Namun, pasca-Orde Baru, terdapat perubahan paradigma terhadap para difabel. Pemerintah mulai mengadopsi pandangan bahwa disabilitas adalah bentuk penindasan sosial yang berakar pada norma-norma masyarakat. Pandangan ini didorong oleh ideologi normalisme yang menganggap para difabel sebagai "abnormal". Untuk merespons masalah ini, konsep disabilitas mulai didekonstruksi, dan istilah "difabel" (differently abled people) diperkenalkan oleh Alm. Mansour Fakih, seorang mantan komisioner Komnas HAM. Perubahan terminologi ini diinisiasi untuk mendorong perubahan kebijakan dan sikap masyarakat. Istilah baru ini menekankan bahwa setiap individu memiliki kemampuan unik, menggeser fokus dari keterbatasan menuju keberagaman kemampuan.

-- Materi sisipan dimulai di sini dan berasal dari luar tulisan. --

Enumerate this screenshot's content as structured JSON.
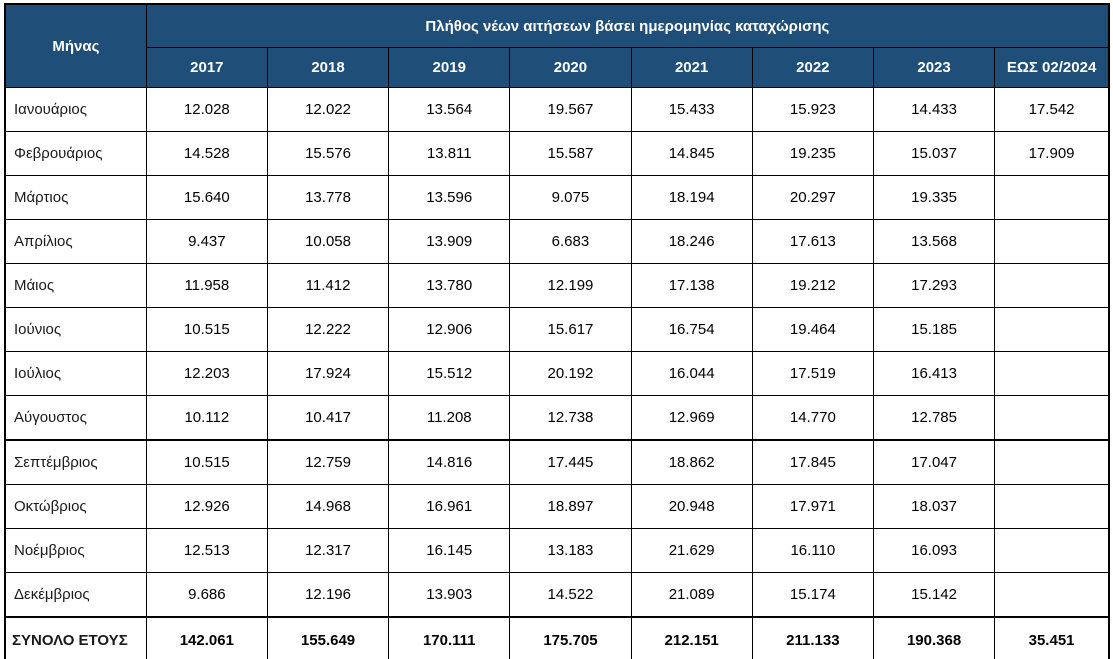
{
  "page": {
    "background": "#FFFFFF"
  },
  "table": {
    "corner_header": "Μήνας",
    "group_header": "Πλήθος νέων αιτήσεων βάσει ημερομηνίας καταχώρισης",
    "total_label": "ΣΥΝΟΛΟ ΕΤΟΥΣ",
    "colors": {
      "header_bg": "#1F4E79",
      "header_text": "#FFFFFF",
      "border": "#000000",
      "cell_text": "#000000"
    }
  },
  "chart_data": {
    "type": "table",
    "title": "Πλήθος νέων αιτήσεων βάσει ημερομηνίας καταχώρισης",
    "row_header": "Μήνας",
    "columns": [
      "2017",
      "2018",
      "2019",
      "2020",
      "2021",
      "2022",
      "2023",
      "ΕΩΣ 02/2024"
    ],
    "rows": [
      {
        "label": "Ιανουάριος",
        "values": [
          12028,
          12022,
          13564,
          19567,
          15433,
          15923,
          14433,
          17542
        ]
      },
      {
        "label": "Φεβρουάριος",
        "values": [
          14528,
          15576,
          13811,
          15587,
          14845,
          19235,
          15037,
          17909
        ]
      },
      {
        "label": "Μάρτιος",
        "values": [
          15640,
          13778,
          13596,
          9075,
          18194,
          20297,
          19335,
          null
        ]
      },
      {
        "label": "Απρίλιος",
        "values": [
          9437,
          10058,
          13909,
          6683,
          18246,
          17613,
          13568,
          null
        ]
      },
      {
        "label": "Μάιος",
        "values": [
          11958,
          11412,
          13780,
          12199,
          17138,
          19212,
          17293,
          null
        ]
      },
      {
        "label": "Ιούνιος",
        "values": [
          10515,
          12222,
          12906,
          15617,
          16754,
          19464,
          15185,
          null
        ]
      },
      {
        "label": "Ιούλιος",
        "values": [
          12203,
          17924,
          15512,
          20192,
          16044,
          17519,
          16413,
          null
        ]
      },
      {
        "label": "Αύγουστος",
        "values": [
          10112,
          10417,
          11208,
          12738,
          12969,
          14770,
          12785,
          null
        ]
      },
      {
        "label": "Σεπτέμβριος",
        "values": [
          10515,
          12759,
          14816,
          17445,
          18862,
          17845,
          17047,
          null
        ]
      },
      {
        "label": "Οκτώβριος",
        "values": [
          12926,
          14968,
          16961,
          18897,
          20948,
          17971,
          18037,
          null
        ]
      },
      {
        "label": "Νοέμβριος",
        "values": [
          12513,
          12317,
          16145,
          13183,
          21629,
          16110,
          16093,
          null
        ]
      },
      {
        "label": "Δεκέμβριος",
        "values": [
          9686,
          12196,
          13903,
          14522,
          21089,
          15174,
          15142,
          null
        ]
      }
    ],
    "total": {
      "label": "ΣΥΝΟΛΟ ΕΤΟΥΣ",
      "values": [
        142061,
        155649,
        170111,
        175705,
        212151,
        211133,
        190368,
        35451
      ]
    },
    "number_format": "thousands-dot",
    "section_break_before_row": 8,
    "legend": null,
    "grid": true
  }
}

Momen penting dalam sejarah perjuangan hak-hak para difabel terjadi pada Pemilu 2004, ketika Abdurrahman Wahid, mantan presiden yang tunanetra, dilarang mencalonkan diri oleh Komisi Pemilihan Umum (KPU) karena dianggap tidak memenuhi kriteria "sehat jasmani dan rohani". Insiden ini memicu diskusi publik yang luas tentang disabilitas, memobilisasi masyarakat, dan menciptakan kesadaran baru tentang hak-hak para difabel. Demonstrasi besar terjadi di berbagai wilayah, seperti Yogyakarta dan Jawa Timur, dengan ribuan orang turun ke jalan menyuarakan dukungan. Setelah 2004, istilah "difabel" semakin populer dan digunakan secara luas di Indonesia. Diskusi-diskusi publik, seminar, dan kampanye hak-hak para difabel berkembang pesat, membawa isu ini ke arus utama. Peristiwa ini juga menandai pergeseran dari pendekatan medis menuju model sosial difabel, di mana hambatan yang dihadapi para difabel lebih dipahami sebagai akibat dari struktur sosial daripada kondisi individu.

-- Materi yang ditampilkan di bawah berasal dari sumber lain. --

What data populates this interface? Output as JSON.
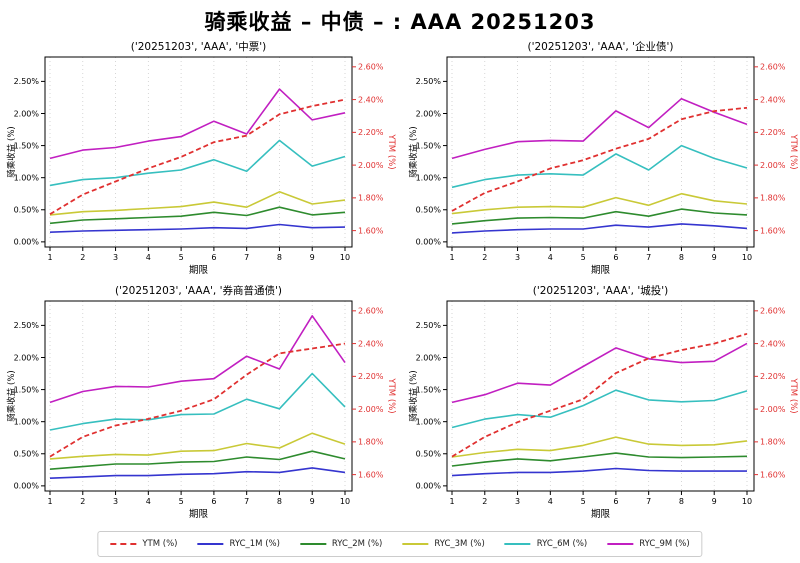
{
  "title": "骑乘收益 – 中债 – : AAA 20251203",
  "legend": [
    {
      "key": "YTM",
      "label": "YTM (%)",
      "color": "#e03030",
      "axis": "right",
      "dash": true
    },
    {
      "key": "RYC_1M",
      "label": "RYC_1M (%)",
      "color": "#3535cf",
      "axis": "left",
      "dash": false
    },
    {
      "key": "RYC_2M",
      "label": "RYC_2M (%)",
      "color": "#2e8b2e",
      "axis": "left",
      "dash": false
    },
    {
      "key": "RYC_3M",
      "label": "RYC_3M (%)",
      "color": "#c9c937",
      "axis": "left",
      "dash": false
    },
    {
      "key": "RYC_6M",
      "label": "RYC_6M (%)",
      "color": "#36bfbf",
      "axis": "left",
      "dash": false
    },
    {
      "key": "RYC_9M",
      "label": "RYC_9M (%)",
      "color": "#c11fc1",
      "axis": "left",
      "dash": false
    }
  ],
  "axes": {
    "x": {
      "label": "期限",
      "ticks": [
        1,
        2,
        3,
        4,
        5,
        6,
        7,
        8,
        9,
        10
      ],
      "grid": "vertical-dotted"
    },
    "left": {
      "label": "骑乘收益 (%)",
      "color": "#000000",
      "tick_values": [
        0,
        0.5,
        1,
        1.5,
        2,
        2.5
      ],
      "tick_labels": [
        "0.00%",
        "0.50%",
        "1.00%",
        "1.50%",
        "2.00%",
        "2.50%"
      ],
      "range": [
        -0.08,
        2.88
      ]
    },
    "right": {
      "label": "YTM (%)",
      "color": "#e03030",
      "tick_values": [
        1.6,
        1.8,
        2.0,
        2.2,
        2.4,
        2.6
      ],
      "tick_labels": [
        "1.60%",
        "1.80%",
        "2.00%",
        "2.20%",
        "2.40%",
        "2.60%"
      ],
      "range": [
        1.5,
        2.66
      ]
    }
  },
  "chart_data": [
    {
      "type": "line",
      "title": "('20251203', 'AAA', '中票')",
      "x": [
        1,
        2,
        3,
        4,
        5,
        6,
        7,
        8,
        9,
        10
      ],
      "series": {
        "YTM": [
          1.7,
          1.82,
          1.9,
          1.98,
          2.05,
          2.14,
          2.18,
          2.31,
          2.36,
          2.4
        ],
        "RYC_1M": [
          0.15,
          0.17,
          0.18,
          0.19,
          0.2,
          0.22,
          0.21,
          0.27,
          0.22,
          0.23
        ],
        "RYC_2M": [
          0.29,
          0.34,
          0.36,
          0.38,
          0.4,
          0.46,
          0.41,
          0.54,
          0.42,
          0.46
        ],
        "RYC_3M": [
          0.42,
          0.47,
          0.49,
          0.52,
          0.55,
          0.62,
          0.54,
          0.78,
          0.59,
          0.65
        ],
        "RYC_6M": [
          0.88,
          0.97,
          1.0,
          1.07,
          1.12,
          1.28,
          1.1,
          1.58,
          1.18,
          1.33
        ],
        "RYC_9M": [
          1.3,
          1.43,
          1.47,
          1.57,
          1.64,
          1.88,
          1.68,
          2.38,
          1.9,
          2.01
        ]
      }
    },
    {
      "type": "line",
      "title": "('20251203', 'AAA', '企业债')",
      "x": [
        1,
        2,
        3,
        4,
        5,
        6,
        7,
        8,
        9,
        10
      ],
      "series": {
        "YTM": [
          1.72,
          1.83,
          1.9,
          1.98,
          2.03,
          2.1,
          2.16,
          2.28,
          2.33,
          2.35
        ],
        "RYC_1M": [
          0.14,
          0.17,
          0.19,
          0.2,
          0.2,
          0.26,
          0.23,
          0.28,
          0.25,
          0.21
        ],
        "RYC_2M": [
          0.28,
          0.33,
          0.37,
          0.38,
          0.37,
          0.47,
          0.4,
          0.51,
          0.45,
          0.42
        ],
        "RYC_3M": [
          0.44,
          0.5,
          0.54,
          0.55,
          0.54,
          0.69,
          0.57,
          0.75,
          0.64,
          0.59
        ],
        "RYC_6M": [
          0.85,
          0.97,
          1.04,
          1.06,
          1.04,
          1.37,
          1.12,
          1.5,
          1.3,
          1.15
        ],
        "RYC_9M": [
          1.3,
          1.44,
          1.56,
          1.58,
          1.57,
          2.04,
          1.78,
          2.23,
          2.02,
          1.83
        ]
      }
    },
    {
      "type": "line",
      "title": "('20251203', 'AAA', '券商普通债')",
      "x": [
        1,
        2,
        3,
        4,
        5,
        6,
        7,
        8,
        9,
        10
      ],
      "series": {
        "YTM": [
          1.71,
          1.83,
          1.9,
          1.94,
          1.99,
          2.06,
          2.21,
          2.34,
          2.37,
          2.4
        ],
        "RYC_1M": [
          0.12,
          0.14,
          0.16,
          0.16,
          0.18,
          0.19,
          0.22,
          0.21,
          0.28,
          0.21
        ],
        "RYC_2M": [
          0.26,
          0.3,
          0.34,
          0.34,
          0.37,
          0.38,
          0.45,
          0.41,
          0.54,
          0.42
        ],
        "RYC_3M": [
          0.42,
          0.46,
          0.49,
          0.48,
          0.54,
          0.55,
          0.66,
          0.59,
          0.82,
          0.65
        ],
        "RYC_6M": [
          0.87,
          0.97,
          1.04,
          1.03,
          1.11,
          1.12,
          1.35,
          1.2,
          1.75,
          1.23
        ],
        "RYC_9M": [
          1.3,
          1.47,
          1.55,
          1.54,
          1.63,
          1.67,
          2.02,
          1.82,
          2.65,
          1.92
        ]
      }
    },
    {
      "type": "line",
      "title": "('20251203', 'AAA', '城投')",
      "x": [
        1,
        2,
        3,
        4,
        5,
        6,
        7,
        8,
        9,
        10
      ],
      "series": {
        "YTM": [
          1.71,
          1.83,
          1.92,
          1.99,
          2.06,
          2.22,
          2.31,
          2.36,
          2.4,
          2.46
        ],
        "RYC_1M": [
          0.16,
          0.19,
          0.21,
          0.21,
          0.23,
          0.27,
          0.24,
          0.23,
          0.23,
          0.23
        ],
        "RYC_2M": [
          0.31,
          0.37,
          0.42,
          0.39,
          0.45,
          0.51,
          0.45,
          0.44,
          0.45,
          0.46
        ],
        "RYC_3M": [
          0.45,
          0.52,
          0.57,
          0.55,
          0.63,
          0.76,
          0.65,
          0.63,
          0.64,
          0.7
        ],
        "RYC_6M": [
          0.91,
          1.04,
          1.11,
          1.07,
          1.25,
          1.49,
          1.34,
          1.31,
          1.33,
          1.48
        ],
        "RYC_9M": [
          1.3,
          1.42,
          1.6,
          1.57,
          1.86,
          2.15,
          1.98,
          1.92,
          1.94,
          2.22
        ]
      }
    }
  ]
}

Perjalanan Pendidikan untuk Para Difabel
Hak pendidikan bagi difabel, sebagaimana diatur dalam Pasal 10 UU No. 8 Tahun 2016, merupakan isu yang sangat relevan dalam konteks pendidikan inklusif di Indonesia. Pendidikan inklusi menjadi wacana utama yang mencerminkan upaya negara untuk memberikan kesempatan belajar yang setara. Namun, implementasi kebijakan ini menghadapi berbagai tantangan, seperti kurangnya infrastruktur yang mendukung, minimnya anggaran, serta rendahnya kesadaran masyarakat. Dalam praktiknya, pendidikan inklusif seringkali terhambat oleh sejarah pendidikan yang tersegregasi dan lemahnya pengawasan regulasi.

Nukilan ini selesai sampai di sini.